In an interview with S&P Global Platts at the end of March, NLMK USA CEO Bob Miller estimated that paying a 25% tariff on slab could tie up $60 million-$75 million during the estimated 90-day product exclusion process.
US flat-rolled steel producers have been objecting to the companies’ exclusion filings, arguing there is enough slab supply domestically should idled steelmaking capacity be brought back online. Over the last few months, US Steel announced the restart of two blast furnaces at its Granite City Works in Illinois and AK Steel is still sitting on an idled furnace at its Ashland Works in Kentucky.
The objections to NLMK’s filing say the company has access to domestic slab, but continues to rely on imported slab to maximize its profits. Before the Section 232 investigation, a company maximizing profits did not seem like such a crazy idea. But under a broad definition of national security, US steelmakers with underutilized production capacity are crying foul. It is becoming a patriotic duty to cast that slab in the US even if it is to supply a competitor. Still, it remains to be proven whether this would occur at a rate high enough that said competitors would be competitive or at a price level that would allow the suppliers to maximize profits.
“Thus, it is clear that NLMK’s product exclusion requests are designed to eviscerate any benefit the 232 [tariffs] could have for the US industry and are indicative of intentionally malicious actions by NLMK to damage American steel producers and their workers,” US Steel said in its objection to NLMK’s slab exclusion requests.
NLMK is seeking around 85 different tariff exclusion requests for some 3.5 million st of slab, well above the steelmaker’s historical slab consumption.
The size of the request is raising red flags for other domestic steel producers too.
However, Miller described the additional tonnage as a function of the Department of Commerce’s filing requirements.

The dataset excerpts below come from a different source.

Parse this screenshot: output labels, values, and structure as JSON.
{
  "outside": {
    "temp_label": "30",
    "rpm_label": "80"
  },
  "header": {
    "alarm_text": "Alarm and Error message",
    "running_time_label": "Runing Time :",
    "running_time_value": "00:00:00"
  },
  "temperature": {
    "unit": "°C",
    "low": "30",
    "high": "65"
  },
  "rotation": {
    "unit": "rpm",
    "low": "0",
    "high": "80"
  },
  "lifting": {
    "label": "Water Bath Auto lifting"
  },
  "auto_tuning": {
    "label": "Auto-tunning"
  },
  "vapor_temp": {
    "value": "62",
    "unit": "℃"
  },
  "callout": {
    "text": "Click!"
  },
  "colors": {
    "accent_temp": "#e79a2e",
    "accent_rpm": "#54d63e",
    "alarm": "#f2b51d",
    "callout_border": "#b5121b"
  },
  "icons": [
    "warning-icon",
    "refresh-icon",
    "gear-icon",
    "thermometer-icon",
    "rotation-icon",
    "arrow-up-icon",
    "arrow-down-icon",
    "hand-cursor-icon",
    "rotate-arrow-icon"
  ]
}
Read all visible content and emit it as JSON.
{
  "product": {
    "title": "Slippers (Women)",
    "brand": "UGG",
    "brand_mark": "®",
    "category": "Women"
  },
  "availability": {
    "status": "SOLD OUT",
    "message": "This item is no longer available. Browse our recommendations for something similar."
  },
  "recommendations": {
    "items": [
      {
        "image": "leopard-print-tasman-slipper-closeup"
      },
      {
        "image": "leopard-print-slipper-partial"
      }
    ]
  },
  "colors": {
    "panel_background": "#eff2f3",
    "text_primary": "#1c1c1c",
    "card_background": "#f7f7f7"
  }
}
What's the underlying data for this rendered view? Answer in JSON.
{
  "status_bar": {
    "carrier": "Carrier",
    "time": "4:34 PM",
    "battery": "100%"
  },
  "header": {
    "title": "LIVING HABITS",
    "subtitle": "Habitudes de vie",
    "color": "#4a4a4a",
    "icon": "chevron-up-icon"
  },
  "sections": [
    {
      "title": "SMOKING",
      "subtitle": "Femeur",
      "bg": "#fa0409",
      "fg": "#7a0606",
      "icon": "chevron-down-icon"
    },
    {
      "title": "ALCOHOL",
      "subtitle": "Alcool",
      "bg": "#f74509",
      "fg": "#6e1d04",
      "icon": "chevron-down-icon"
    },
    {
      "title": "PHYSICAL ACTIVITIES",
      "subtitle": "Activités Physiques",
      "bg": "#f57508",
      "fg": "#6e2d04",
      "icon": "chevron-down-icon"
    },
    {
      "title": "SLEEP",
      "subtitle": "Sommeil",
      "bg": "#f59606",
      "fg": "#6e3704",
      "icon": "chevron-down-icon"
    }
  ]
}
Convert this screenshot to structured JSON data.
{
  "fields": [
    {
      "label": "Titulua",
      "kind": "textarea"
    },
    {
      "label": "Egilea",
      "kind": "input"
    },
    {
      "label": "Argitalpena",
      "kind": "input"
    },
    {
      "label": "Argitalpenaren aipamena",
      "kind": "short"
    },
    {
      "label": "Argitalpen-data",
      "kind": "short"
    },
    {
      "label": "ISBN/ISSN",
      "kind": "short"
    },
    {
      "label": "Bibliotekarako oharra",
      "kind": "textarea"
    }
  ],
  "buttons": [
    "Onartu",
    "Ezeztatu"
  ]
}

Product exclusion requests are made on a narrow HTS code basis and are required for every specification.
“When we first filed [exclusion requests] on tariffs, we used the codes for what we historically brought slabs into the country under,” Miller said. The initial submissions resulted in just six filings, but due to the narrow HTS definitions the company ended up filing around 85.
Also, NLMK USA filing for more tons than historically needed is a result of exclusions being awarded on an individual product basis and the company being unsure what, if anything, will be excluded. It is an attempt to ensure flexibility for supplying customers, according to Miller. “I have no plans of bringing in slabs and reselling them if that is what they are insinuating,” Miller added.
So, with all of this playing out publicly, the end result is still uncertain. Steel consumers remain in a “bureaucratic twilight zone,” waiting to see if the products they import will escape the tariffs, according to Senator Ron Wyden, Democrat-Oregon. Many of them will not. There is a high probability a number of the requests will be rejected, Ross said, but consumers are expected to keep fighting.